Coach Balisterri mentioned that it’s tough being a coaches’ kid because of the seeming favoritism, but that his starting shortstop since his sophomore year has played above and beyond par as his leadoff hitter.
“He made it easy on me as his coach,” Balisterri said. “He performs when he is on the field. I didn’t have to answer any questions. He proved that he deserved to be on the field.”
Indeed the younger Balisterri did perform. He was second on the team with a .425 batting average and led the Panthers with 41 runs and 12 doubles, adding a home run, 16 RBIs and two triples.
“I just want to say thanks to everybody showing up,” the younger Balisterri said in front of a packed Benton Arena lobby. “It means a lot. I couldn’t do this by myself. Teammates, ya’ll are like family to me. I appreciate what everyone’s done. My sister [Bailey], she puts a lot of time into watching me play and I don’t know if you know I appreciate it, but I do.”
Meridian is within two and a half hours of six SEC schools, and the Eagles have been to seven Junior College World Series since 1993 and have won 11 Miss-Lou Conference Championships in an 18-year span, its most recent coming in 2010.
“He’s getting an opportunity to play at a junior college that is regarded as one of the top junior colleges in the nation,” Coach Balisterri said. “It’s a great place to play baseball. It’s in the South where it’s warm. He’s going to play in Florida quite a bit so it’s going to be a lot of fun.
“Very proud of him; proud of him as a coach and proud of him as a father, and we’re looking for him to do big things there and hopefully move on to an SEC school.
Balisterri said he expects big things from Brooks – who was an all-conference receiver for the Benton football team – with the Eagles, but he has unfinished business in helping with the Panthers’ state championship hopes. Last year, the Panthers were taken out of the playoffs in the state quarterfinals against Mountain Home.
“It’s been a fun ride, but it ain’t over,” the elder Balisterri said to his son. “We expect you to do big things at Meridian, but we want you to understand that you have some big things to do here. This team this year, we have a chance to do some special things.”
Coach Balisterri said since he has been Benton’s coach in 1995, there have been over 60 Panthers sign to play college baseball and that it has been an honor to have any players play at the next level, but it’s a little different this time around.
“It’s an even bigger honor to have your son have an opportunity,” the coach said tearing up.
Assistant Panthers’ baseball coach Rusty Davis said it wasn’t surprising that Brooks was getting this opportunity.
“He’s getting what he deserves,” Davis said. “He’s a hard worker. He eats [baseball], sleeps it, breathes it; it’s everything. He’s worked his whole life for this moment and he’s got a great opportunity to not only further his playing career, but his education.”
Coach Balisterri joked that Brooks has some big shoes to fill because the last player to play at Meridian from Benton was Cliff Lee.

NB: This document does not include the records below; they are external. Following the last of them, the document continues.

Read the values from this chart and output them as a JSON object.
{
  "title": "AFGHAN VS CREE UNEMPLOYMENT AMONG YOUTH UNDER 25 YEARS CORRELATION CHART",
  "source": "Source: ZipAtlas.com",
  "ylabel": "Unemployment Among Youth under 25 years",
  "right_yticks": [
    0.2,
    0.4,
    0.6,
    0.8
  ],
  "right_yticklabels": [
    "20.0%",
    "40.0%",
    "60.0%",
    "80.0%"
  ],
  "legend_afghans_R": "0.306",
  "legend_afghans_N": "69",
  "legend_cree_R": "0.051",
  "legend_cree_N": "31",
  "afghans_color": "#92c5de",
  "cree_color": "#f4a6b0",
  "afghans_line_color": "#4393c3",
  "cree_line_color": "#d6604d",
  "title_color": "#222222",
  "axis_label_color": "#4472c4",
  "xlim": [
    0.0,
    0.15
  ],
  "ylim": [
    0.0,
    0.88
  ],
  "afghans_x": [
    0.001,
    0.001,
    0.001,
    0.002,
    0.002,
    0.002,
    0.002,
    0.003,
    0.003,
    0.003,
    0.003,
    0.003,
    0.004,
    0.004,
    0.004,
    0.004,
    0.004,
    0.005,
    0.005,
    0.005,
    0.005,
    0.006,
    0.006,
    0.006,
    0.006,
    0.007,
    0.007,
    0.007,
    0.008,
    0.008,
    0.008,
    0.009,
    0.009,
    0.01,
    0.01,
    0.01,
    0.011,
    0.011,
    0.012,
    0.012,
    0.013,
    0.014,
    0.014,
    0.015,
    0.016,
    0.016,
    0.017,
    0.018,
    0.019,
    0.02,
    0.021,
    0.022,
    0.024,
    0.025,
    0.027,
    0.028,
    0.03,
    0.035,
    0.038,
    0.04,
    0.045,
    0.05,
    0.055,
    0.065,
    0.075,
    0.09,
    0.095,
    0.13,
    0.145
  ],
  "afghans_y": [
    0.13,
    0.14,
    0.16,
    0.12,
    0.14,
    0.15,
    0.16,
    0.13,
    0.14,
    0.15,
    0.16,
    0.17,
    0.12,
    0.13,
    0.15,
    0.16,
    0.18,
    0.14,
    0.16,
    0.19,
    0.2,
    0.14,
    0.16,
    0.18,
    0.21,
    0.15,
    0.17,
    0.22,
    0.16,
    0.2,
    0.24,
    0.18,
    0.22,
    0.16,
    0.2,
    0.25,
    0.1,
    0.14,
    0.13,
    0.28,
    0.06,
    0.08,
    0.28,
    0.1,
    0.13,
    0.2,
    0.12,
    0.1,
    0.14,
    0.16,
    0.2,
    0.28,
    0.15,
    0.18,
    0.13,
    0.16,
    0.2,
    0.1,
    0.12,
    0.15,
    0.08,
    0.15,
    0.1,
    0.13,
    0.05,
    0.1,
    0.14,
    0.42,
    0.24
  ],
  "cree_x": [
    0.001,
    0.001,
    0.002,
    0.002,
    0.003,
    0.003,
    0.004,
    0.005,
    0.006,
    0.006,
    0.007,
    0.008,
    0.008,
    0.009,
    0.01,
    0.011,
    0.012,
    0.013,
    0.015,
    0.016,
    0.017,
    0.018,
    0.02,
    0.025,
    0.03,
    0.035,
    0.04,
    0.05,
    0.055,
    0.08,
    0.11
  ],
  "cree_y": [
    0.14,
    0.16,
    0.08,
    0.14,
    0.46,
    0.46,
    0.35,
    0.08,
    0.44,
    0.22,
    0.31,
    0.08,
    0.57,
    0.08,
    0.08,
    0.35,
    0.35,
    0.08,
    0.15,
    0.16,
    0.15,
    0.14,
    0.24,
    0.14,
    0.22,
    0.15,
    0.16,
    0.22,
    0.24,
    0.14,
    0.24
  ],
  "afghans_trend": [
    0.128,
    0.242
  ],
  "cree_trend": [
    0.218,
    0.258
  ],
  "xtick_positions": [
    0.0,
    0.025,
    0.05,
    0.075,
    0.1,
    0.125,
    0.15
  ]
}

“I’m not putting any pressure on you Brooks,” the coach said, “but the last person that went to Meridian that came from Benton is worth about $140 million right now.
“I’m looking forward to doing some major traveling to go watch him play because it’s six hours away. You may not see me hanging around the office a whole lot after a ballgame because I’m probably going to jump in a vehicle and head that way.”
But first, the Panthers’ shortstop has a lot to do before he moves on to his college playing days, and he’s ready for the coming high school season.
“I’m real excited about this year,” the younger Balisterri said. “I’ve grown up with a lot of people playing ball and I’m going out playing with all ya’ll,” he said of his teammates. “I hope that ya’ll get experience the same thing I am right now. It’s and awesome feeling and I just want to say thanks. It means the world.”